Interestingly, the Catalonia situation does bear some resemblance to current secessionist movements here in the US. There are a number of groups that have looked at either (a) taking over a small state by population influx and voting for independence (typically New  Hampshire or South Carolina) or (b) cobbling out land from an existing state to form a new state (Northern California, Northern Colorado, and Western Maryland). In all of these cases the complaint is the same – the government we have does not represent our interests and we want to make a change. (Exactly the same complaint as Catalonia, which feels they are simply a tax cash-cow for the rest of Spain.)

All of these secession movements highlight several interesting concepts regarding statehood. First, there is a typical cost/benefit tradeoff for independence. Moving to smaller states doesn’t generally improve security (from an international level) as there are economies of scale to national defense. Thus, the independence movements have concluded that the cost (high taxes, oppressive legislation) of staying a part of the larger state outweighs the benefit of greater national security. (Of course, this doesn’t apply to Crimea, which is actually trading up as far as state security goes.)

Next, we see quite clearly that there isn’t some court-of-higher-power where these issues can be resolved. The U.S. and E.U. can protest the Crimea vote, but they can’t appeal to Caesar to stop it. Here in America we fought a nasty Civil War over the right to secede. The debate continues today as to whether the Constitution permitted secession. Ultimately the question of “legality” is irrelevant – we fought a war and the outcome decided things.

Finally, the powers that stand to lose something from a localized independence movement are not likely to let things go on quietly. Governments lose power and revenue when net-productive regions want to be free … and governments hate losing power and revenue.

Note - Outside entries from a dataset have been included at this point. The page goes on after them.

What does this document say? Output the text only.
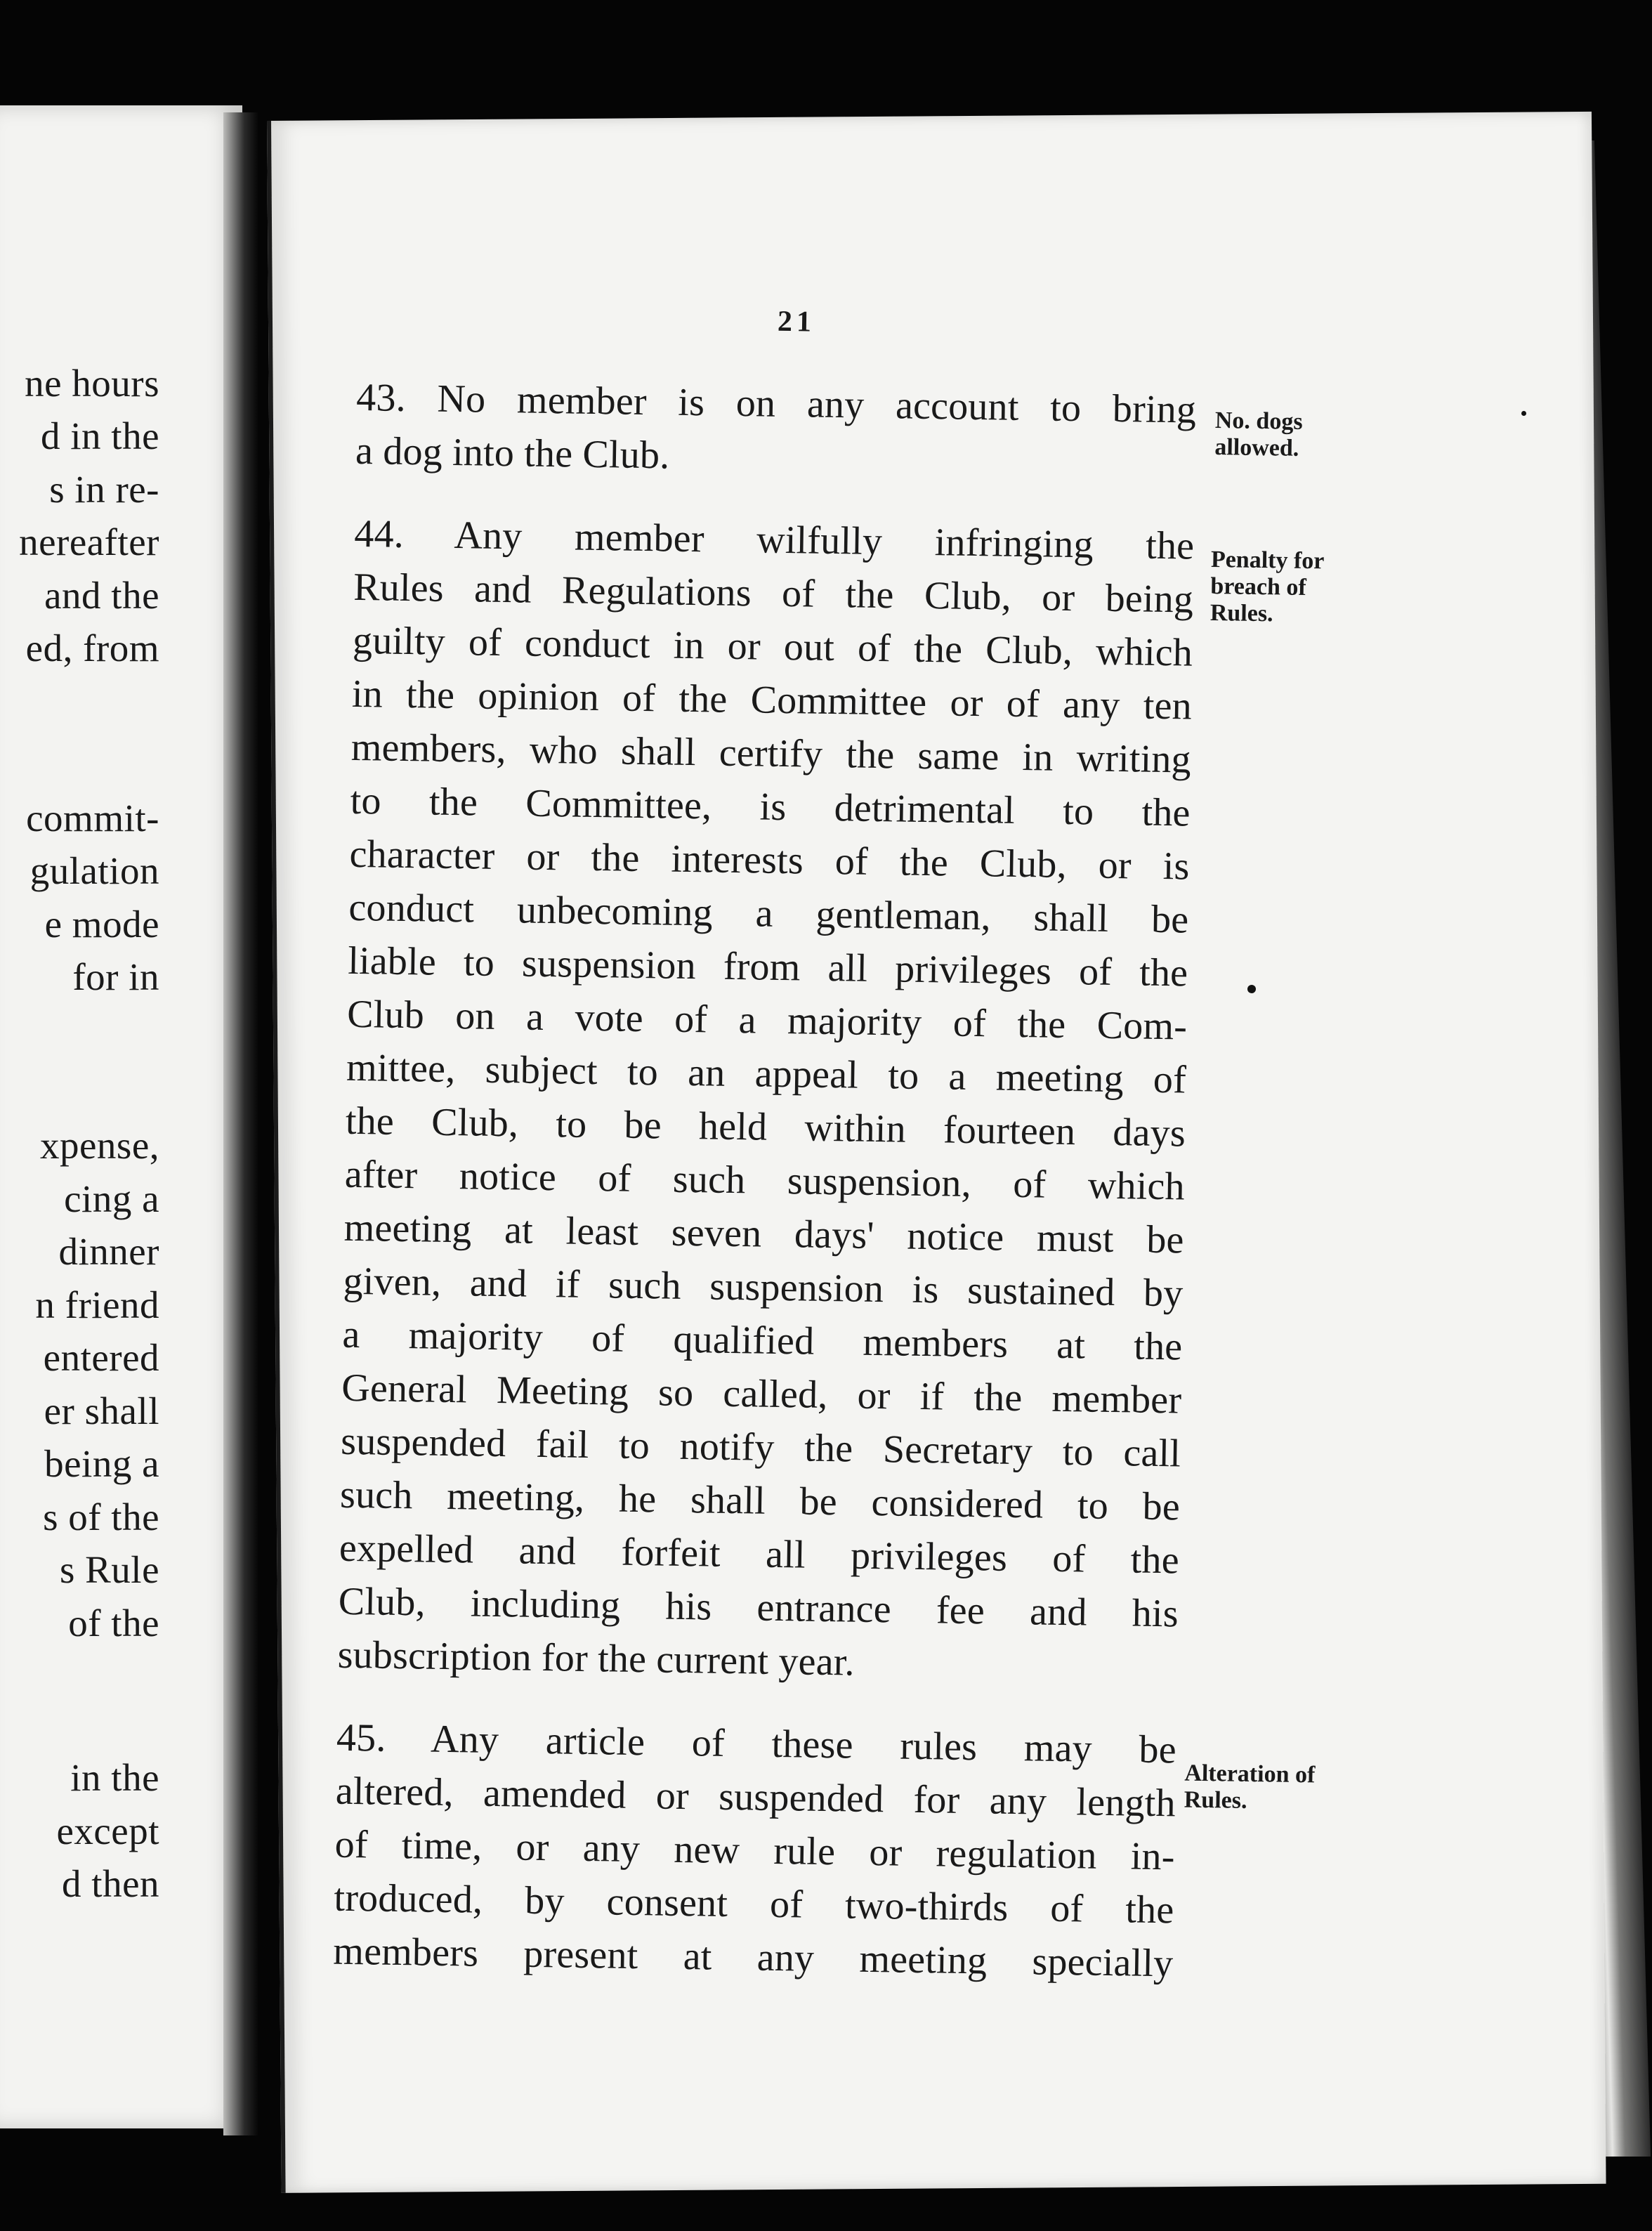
ne hours
d in the
s in re-
nereafter
and the
ed, from
commit-
gulation
e mode
for in
xpense,
cing a
dinner
n friend
entered
er shall
being a
s of the
s Rule
of the
in the
except
d then
21
43. No member is on any account to bring
a dog into the Club.
44. Any member wilfully infringing the
Rules and Regulations of the Club, or being
guilty of conduct in or out of the Club, which
in the opinion of the Committee or of any ten
members, who shall certify the same in writing
to the Committee, is detrimental to the
character or the interests of the Club, or is
conduct unbecoming a gentleman, shall be
liable to suspension from all privileges of the
Club on a vote of a majority of the Com-
mittee, subject to an appeal to a meeting of
the Club, to be held within fourteen days
after notice of such suspension, of which
meeting at least seven days' notice must be
given, and if such suspension is sustained by
a majority of qualified members at the
General Meeting so called, or if the member
suspended fail to notify the Secretary to call
such meeting, he shall be considered to be
expelled and forfeit all privileges of the
Club, including his entrance fee and his
subscription for the current year.
45. Any article of these rules may be
altered, amended or suspended for any length
of time, or any new rule or regulation in-
troduced, by consent of two-thirds of the
members present at any meeting specially
No. dogs
allowed.
Penalty for
breach of
Rules.
Alteration of
Rules.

As for the Russian Times, it’s hard to argue with the general premise that US foreign policy can be arbitrary and capricious. But the RT could make a better argument than this.

I’m reminded of the Reagan/Gorbachev discussion about freedom of movement for citizens. Reagan wanted Gorbachev to allow emigration from Soviet-controlled states (“Mr. Gorbachev, tear down this wall”). Gorbachev responded by noting that there is a wall on America’s southern border with Mexico, attempting to label the US as hypocritical. To this Reagan responded “Mike, there’s a big difference between trying to get out and trying to get in.” There are meaningful differences between the situation in Crimea and the situations noted by the RT.

As for what comes next in Crimea, I’m not sure. In the short-term, Putin holds all the important cards. Nobody can stop him from annexing Crimea. In the long term, we may see economic and currency war as western powers try to punish Russia (in whatever limited way) for this step.

There is also a not-insignificant possibility of retaliation by the Ukrainian protest movements. In the aftermath of the Yanukovych ouster, the protestor-controlled parliament passed legislation outlawing Russian as a second national language. This was clearly designed to be antagonistic toward Russia and Russian-speaking Ukrainians. The point here is that there are elements within Ukraine, elements that have some sway, which may be looking for a dust-up. And these elements are apparently difficult to control. They are the same elements that stormed the parliament building the day after they had signed a truce with the Yanukovych government. (Though, it is plausible that there goal was to push Crimea out, making for a more west-leaning Ukraine. If so, then they have succeeded.)

So. the ball is in our court. The US and EU will have to respond – as will Ukraine.